J’aimerais en évoquer ici trois. Chacun d’eux propose des éléments concrets, utilisables dans toutes sortes de situations. Je les ai lus il y a quelques années déjà et je n’ai jamais oublié leurs apports. Ils m’ont inspiré dans ma pratique de facilitation de la coopération et ils ont souvent aidé les personnes et les équipes que j’ai accompagnées.
1. Les six chapeaux de la réflexion par Edward de Bono (Eyrolles, 2005)
Auteur de très nombreux ouvrages, E. de Bono s’est intéressé notamment à proposer une méthode pour faciliter le travail en équipe. Dans les réunions, les approches traditionnelles sont souvent peu productives, limitées notamment par la place excessive prise par l’argumentation et la critique (pensée « réactive »). De Bono propose une méthode de pensée dite « parallèle » pour dépasser ces écueils. Elle permet d’organiser la réflexion selon six points de vue – ou modes de pensée – qu’il symbolise par des chapeaux de couleurs différentes.
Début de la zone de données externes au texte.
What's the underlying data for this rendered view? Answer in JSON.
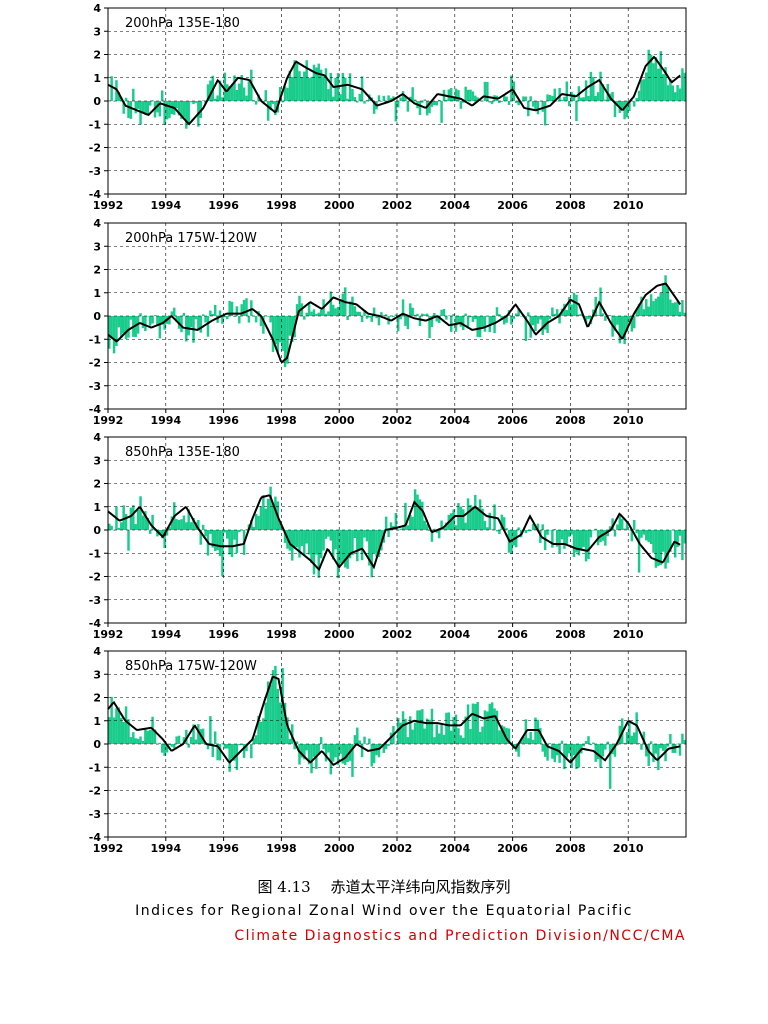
{
  "chart_data": [
    {
      "type": "bar",
      "title": "200hPa 135E-180",
      "x_start": 1992,
      "x_end": 2012,
      "ylim": [
        -4,
        4
      ],
      "y_ticks": [
        4,
        3,
        2,
        1,
        0,
        -1,
        -2,
        -3,
        -4
      ],
      "x_ticks": [
        "1992",
        "1994",
        "1996",
        "1998",
        "2000",
        "2002",
        "2004",
        "2006",
        "2008",
        "2010"
      ],
      "bar_color": "#19cc8c",
      "line_color": "#000000",
      "smooth_nodes": [
        [
          1992.0,
          0.7
        ],
        [
          1992.3,
          0.5
        ],
        [
          1992.6,
          -0.2
        ],
        [
          1993.0,
          -0.4
        ],
        [
          1993.4,
          -0.6
        ],
        [
          1993.8,
          -0.1
        ],
        [
          1994.3,
          -0.3
        ],
        [
          1994.8,
          -1.0
        ],
        [
          1995.3,
          -0.3
        ],
        [
          1995.8,
          0.9
        ],
        [
          1996.1,
          0.4
        ],
        [
          1996.5,
          1.0
        ],
        [
          1996.9,
          0.9
        ],
        [
          1997.3,
          0.0
        ],
        [
          1997.8,
          -0.5
        ],
        [
          1998.2,
          1.0
        ],
        [
          1998.5,
          1.7
        ],
        [
          1998.9,
          1.4
        ],
        [
          1999.2,
          1.2
        ],
        [
          1999.5,
          1.1
        ],
        [
          1999.8,
          0.6
        ],
        [
          2000.3,
          0.7
        ],
        [
          2000.8,
          0.5
        ],
        [
          2001.3,
          -0.2
        ],
        [
          2001.8,
          0.0
        ],
        [
          2002.2,
          0.3
        ],
        [
          2002.6,
          -0.1
        ],
        [
          2003.0,
          -0.3
        ],
        [
          2003.4,
          0.3
        ],
        [
          2003.8,
          0.2
        ],
        [
          2004.2,
          0.1
        ],
        [
          2004.6,
          -0.2
        ],
        [
          2005.0,
          0.2
        ],
        [
          2005.5,
          0.1
        ],
        [
          2006.0,
          0.5
        ],
        [
          2006.4,
          -0.3
        ],
        [
          2006.8,
          -0.4
        ],
        [
          2007.3,
          -0.2
        ],
        [
          2007.7,
          0.3
        ],
        [
          2008.2,
          0.2
        ],
        [
          2008.6,
          0.6
        ],
        [
          2009.0,
          0.9
        ],
        [
          2009.4,
          0.1
        ],
        [
          2009.8,
          -0.4
        ],
        [
          2010.2,
          0.2
        ],
        [
          2010.6,
          1.5
        ],
        [
          2010.9,
          1.9
        ],
        [
          2011.3,
          1.2
        ],
        [
          2011.5,
          0.8
        ],
        [
          2011.8,
          1.1
        ]
      ]
    },
    {
      "type": "bar",
      "title": "200hPa 175W-120W",
      "x_start": 1992,
      "x_end": 2012,
      "ylim": [
        -4,
        4
      ],
      "y_ticks": [
        4,
        3,
        2,
        1,
        0,
        -1,
        -2,
        -3,
        -4
      ],
      "x_ticks": [
        "1992",
        "1994",
        "1996",
        "1998",
        "2000",
        "2002",
        "2004",
        "2006",
        "2008",
        "2010"
      ],
      "bar_color": "#19cc8c",
      "line_color": "#000000",
      "smooth_nodes": [
        [
          1992.0,
          -0.8
        ],
        [
          1992.3,
          -1.1
        ],
        [
          1992.7,
          -0.6
        ],
        [
          1993.1,
          -0.3
        ],
        [
          1993.5,
          -0.5
        ],
        [
          1993.9,
          -0.3
        ],
        [
          1994.2,
          0.0
        ],
        [
          1994.6,
          -0.5
        ],
        [
          1995.1,
          -0.6
        ],
        [
          1995.6,
          -0.2
        ],
        [
          1996.1,
          0.1
        ],
        [
          1996.6,
          0.1
        ],
        [
          1997.0,
          0.3
        ],
        [
          1997.3,
          0.0
        ],
        [
          1997.7,
          -1.0
        ],
        [
          1998.0,
          -2.0
        ],
        [
          1998.2,
          -1.8
        ],
        [
          1998.6,
          0.2
        ],
        [
          1999.0,
          0.6
        ],
        [
          1999.4,
          0.3
        ],
        [
          1999.8,
          0.8
        ],
        [
          2000.2,
          0.6
        ],
        [
          2000.6,
          0.5
        ],
        [
          2001.0,
          0.1
        ],
        [
          2001.4,
          0.0
        ],
        [
          2001.8,
          -0.2
        ],
        [
          2002.2,
          0.1
        ],
        [
          2002.6,
          -0.1
        ],
        [
          2003.0,
          -0.2
        ],
        [
          2003.4,
          0.0
        ],
        [
          2003.8,
          -0.4
        ],
        [
          2004.2,
          -0.3
        ],
        [
          2004.6,
          -0.6
        ],
        [
          2005.0,
          -0.5
        ],
        [
          2005.4,
          -0.3
        ],
        [
          2005.8,
          0.0
        ],
        [
          2006.1,
          0.5
        ],
        [
          2006.5,
          -0.2
        ],
        [
          2006.8,
          -0.8
        ],
        [
          2007.2,
          -0.3
        ],
        [
          2007.6,
          0.0
        ],
        [
          2008.0,
          0.7
        ],
        [
          2008.3,
          0.5
        ],
        [
          2008.6,
          -0.5
        ],
        [
          2009.0,
          0.6
        ],
        [
          2009.4,
          -0.3
        ],
        [
          2009.8,
          -1.0
        ],
        [
          2010.2,
          0.1
        ],
        [
          2010.6,
          0.9
        ],
        [
          2011.0,
          1.3
        ],
        [
          2011.3,
          1.4
        ],
        [
          2011.8,
          0.5
        ]
      ]
    },
    {
      "type": "bar",
      "title": "850hPa 135E-180",
      "x_start": 1992,
      "x_end": 2012,
      "ylim": [
        -4,
        4
      ],
      "y_ticks": [
        4,
        3,
        2,
        1,
        0,
        -1,
        -2,
        -3,
        -4
      ],
      "x_ticks": [
        "1992",
        "1994",
        "1996",
        "1998",
        "2000",
        "2002",
        "2004",
        "2006",
        "2008",
        "2010"
      ],
      "bar_color": "#19cc8c",
      "line_color": "#000000",
      "smooth_nodes": [
        [
          1992.0,
          0.8
        ],
        [
          1992.4,
          0.4
        ],
        [
          1992.8,
          0.6
        ],
        [
          1993.1,
          1.0
        ],
        [
          1993.5,
          0.2
        ],
        [
          1993.9,
          -0.3
        ],
        [
          1994.3,
          0.6
        ],
        [
          1994.7,
          1.0
        ],
        [
          1995.1,
          0.1
        ],
        [
          1995.5,
          -0.6
        ],
        [
          1995.9,
          -0.7
        ],
        [
          1996.3,
          -0.7
        ],
        [
          1996.7,
          -0.6
        ],
        [
          1997.0,
          0.5
        ],
        [
          1997.3,
          1.4
        ],
        [
          1997.6,
          1.5
        ],
        [
          1997.9,
          0.5
        ],
        [
          1998.3,
          -0.6
        ],
        [
          1998.7,
          -1.0
        ],
        [
          1999.0,
          -1.3
        ],
        [
          1999.3,
          -1.7
        ],
        [
          1999.6,
          -0.8
        ],
        [
          2000.0,
          -1.6
        ],
        [
          2000.4,
          -1.0
        ],
        [
          2000.8,
          -0.8
        ],
        [
          2001.2,
          -1.6
        ],
        [
          2001.6,
          0.0
        ],
        [
          2002.0,
          0.1
        ],
        [
          2002.3,
          0.2
        ],
        [
          2002.6,
          1.2
        ],
        [
          2002.9,
          0.8
        ],
        [
          2003.2,
          -0.1
        ],
        [
          2003.6,
          0.1
        ],
        [
          2004.0,
          0.6
        ],
        [
          2004.3,
          0.6
        ],
        [
          2004.7,
          1.0
        ],
        [
          2005.1,
          0.6
        ],
        [
          2005.5,
          0.5
        ],
        [
          2005.9,
          -0.5
        ],
        [
          2006.3,
          -0.2
        ],
        [
          2006.6,
          0.6
        ],
        [
          2007.0,
          -0.3
        ],
        [
          2007.4,
          -0.6
        ],
        [
          2007.8,
          -0.6
        ],
        [
          2008.2,
          -0.8
        ],
        [
          2008.6,
          -0.9
        ],
        [
          2009.0,
          -0.3
        ],
        [
          2009.4,
          0.0
        ],
        [
          2009.7,
          0.7
        ],
        [
          2010.0,
          0.3
        ],
        [
          2010.4,
          -0.6
        ],
        [
          2010.8,
          -1.2
        ],
        [
          2011.2,
          -1.4
        ],
        [
          2011.6,
          -0.5
        ],
        [
          2011.9,
          -0.7
        ]
      ]
    },
    {
      "type": "bar",
      "title": "850hPa 175W-120W",
      "x_start": 1992,
      "x_end": 2012,
      "ylim": [
        -4,
        4
      ],
      "y_ticks": [
        4,
        3,
        2,
        1,
        0,
        -1,
        -2,
        -3,
        -4
      ],
      "x_ticks": [
        "1992",
        "1994",
        "1996",
        "1998",
        "2000",
        "2002",
        "2004",
        "2006",
        "2008",
        "2010"
      ],
      "bar_color": "#19cc8c",
      "line_color": "#000000",
      "smooth_nodes": [
        [
          1992.0,
          1.5
        ],
        [
          1992.2,
          1.8
        ],
        [
          1992.6,
          1.0
        ],
        [
          1993.0,
          0.6
        ],
        [
          1993.5,
          0.7
        ],
        [
          1993.9,
          0.2
        ],
        [
          1994.2,
          -0.3
        ],
        [
          1994.6,
          0.0
        ],
        [
          1995.0,
          0.8
        ],
        [
          1995.4,
          0.0
        ],
        [
          1995.8,
          -0.1
        ],
        [
          1996.2,
          -0.8
        ],
        [
          1996.6,
          -0.3
        ],
        [
          1997.0,
          0.2
        ],
        [
          1997.4,
          1.8
        ],
        [
          1997.7,
          2.9
        ],
        [
          1997.9,
          2.8
        ],
        [
          1998.2,
          0.8
        ],
        [
          1998.6,
          -0.3
        ],
        [
          1999.0,
          -0.8
        ],
        [
          1999.4,
          -0.3
        ],
        [
          1999.8,
          -0.9
        ],
        [
          2000.2,
          -0.6
        ],
        [
          2000.6,
          0.0
        ],
        [
          2001.0,
          -0.3
        ],
        [
          2001.4,
          -0.2
        ],
        [
          2001.8,
          0.3
        ],
        [
          2002.2,
          0.8
        ],
        [
          2002.6,
          1.0
        ],
        [
          2003.0,
          0.9
        ],
        [
          2003.4,
          0.9
        ],
        [
          2003.8,
          0.8
        ],
        [
          2004.2,
          0.8
        ],
        [
          2004.6,
          1.3
        ],
        [
          2005.0,
          1.1
        ],
        [
          2005.4,
          1.2
        ],
        [
          2005.8,
          0.2
        ],
        [
          2006.1,
          -0.2
        ],
        [
          2006.5,
          0.6
        ],
        [
          2006.9,
          0.6
        ],
        [
          2007.2,
          -0.1
        ],
        [
          2007.6,
          -0.3
        ],
        [
          2008.0,
          -0.8
        ],
        [
          2008.4,
          -0.2
        ],
        [
          2008.8,
          -0.3
        ],
        [
          2009.2,
          -0.7
        ],
        [
          2009.6,
          0.0
        ],
        [
          2010.0,
          1.0
        ],
        [
          2010.3,
          0.8
        ],
        [
          2010.7,
          -0.3
        ],
        [
          2011.0,
          -0.7
        ],
        [
          2011.4,
          -0.2
        ],
        [
          2011.8,
          -0.1
        ]
      ]
    }
  ],
  "caption": {
    "chinese": "图 4.13　 赤道太平洋纬向风指数序列",
    "english": "Indices for Regional Zonal Wind over the Equatorial Pacific",
    "organization": "Climate Diagnostics and Prediction Division/NCC/CMA"
  },
  "colors": {
    "bars": "#19cc8c",
    "line": "#000000",
    "organization_text": "#d40000"
  }
}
La clé de la méthode consiste à inviter les personnes à s’exprimer ensemble, dans le même chapeau de pensée. Tout le monde chemine ainsi de concert dans la réflexion.
Quels sont ces six chapeaux ?
Chapeau blanc
Les faits : partager des informations avec un maximum d’impartialité et d’objectivité.
Chapeau rouge
Les émotions : exprimer ses sentiments, émotions, intuitions, pressentiments, impressions (vécus ici et maintenant).
Chapeau vert
La créativité : manifester une pensée créatrice, des idées et perceptions nouvelles ; se libérer du carcan des notions reçues pour créer de nouvelles perspectives au-delà des schémas établis.
Chapeau jaune
Les avantages : exprimer une pensée optimiste et des évaluations positives.
Chapeau noir
Les risques, les inconvénients : exprimer ce qui cloche, des évaluations pessimistes ou négatives ; présenter des éléments critiques et des risques d’échec possibles.
Chapeau bleu
La prise de recul : établir le plan de réflexion, organiser l’utilisation des différents chapeaux ; mettre en perspective, synthétiser les réflexions.
Au cours d’une réunion, ces six chapeaux peuvent être tous… ou quasiment tous… sollicités… mais successivement.
Ils sont aisés à comprendre et il s’avère assez facile de passer de l’un à l’autre en conscience.
La méthode comporte plusieurs avantages.
- En premier lieu, elle valorise une réflexion selon différentes perspectives, qui est bien souvent nécessaire, ne serait-ce que pour analyser ou envisager plusieurs scénarios avant une prise de décision.
- Cette méthode permet de travailler ensemble, dans la même direction, ce qui évite la confusion dans les échanges et accroît la qualité de la réflexion. Comme le dit E. de Bono : « Jongler avec six balles est difficile. Lancer une seule balle, c’est incontestablement plus simple ».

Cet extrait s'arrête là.